LA CELAC ORGANISMO CON SIMILITUD A LA UE CON ENFOQUE LATINOAMERICANO

Al momento de escribir esta columna, se mencionaban  como asistentes a la VI Cumbre de la Celac, los mencionados arriba, pero se esperaba la confirmación de otros miembros. La propuesta del presidente mexicano Andrés Manuel López Obrador va en el sentido de crear un organismo similar en su estructura a la Unión  Europea (UE), pero con un enfoque de acuerdo a la realidad de Latinoamérica y el Caribe. El secretario de Relaciones Exteriores Marcelo Ebrard, sostiene que hay que superar lo que llegó a ser la OEA, un organismo injerencista e intervencionista. Se busca crear una estructura regional  que avale la concertación política a partir de una agenda con los problemas de los países que la integren.
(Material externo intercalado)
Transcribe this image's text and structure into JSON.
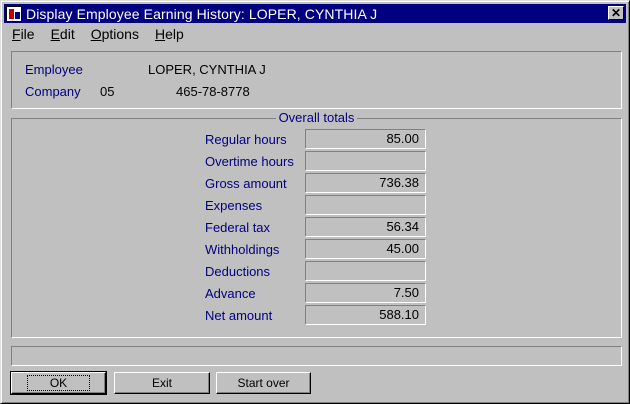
{
  "window": {
    "title": "Display Employee Earning History:  LOPER, CYNTHIA J",
    "close_symbol": "✕",
    "icon": "app-icon"
  },
  "menu": [
    {
      "u": "F",
      "rest": "ile"
    },
    {
      "u": "E",
      "rest": "dit"
    },
    {
      "u": "O",
      "rest": "ptions"
    },
    {
      "u": "H",
      "rest": "elp"
    }
  ],
  "header": {
    "employee_label": "Employee",
    "employee_name": "LOPER, CYNTHIA J",
    "company_label": "Company",
    "company_code": "05",
    "company_id": "465-78-8778"
  },
  "totals": {
    "caption": "Overall totals",
    "rows": [
      {
        "label": "Regular hours",
        "value": "85.00"
      },
      {
        "label": "Overtime hours",
        "value": ""
      },
      {
        "label": "Gross amount",
        "value": "736.38"
      },
      {
        "label": "Expenses",
        "value": ""
      },
      {
        "label": "Federal tax",
        "value": "56.34"
      },
      {
        "label": "Withholdings",
        "value": "45.00"
      },
      {
        "label": "Deductions",
        "value": ""
      },
      {
        "label": "Advance",
        "value": "7.50"
      },
      {
        "label": "Net amount",
        "value": "588.10"
      }
    ]
  },
  "buttons": {
    "ok": "OK",
    "exit": "Exit",
    "start_over": "Start over"
  },
  "colors": {
    "titlebar": "#000080",
    "label_text": "#000080",
    "face": "#c0c0c0"
  }
}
De entrada, ya se han publicado dos propuestas  inmediatas de México, una agencia latinoamericana del Espacio y la creación de un fondo de desastres para la región. Se pretende  poner énfasis en la integración regional, pero en la cumbre se abordarán también temas inmediatos y actuales como las vacunas y todo lo que  implica la pandemia. Hay planes promisorios que estarán sujetos a la decisión de los que asistan y en cuanto al futuro de la OEA, a la reacción que tendrá su verdadero mandante, Estados Unidos.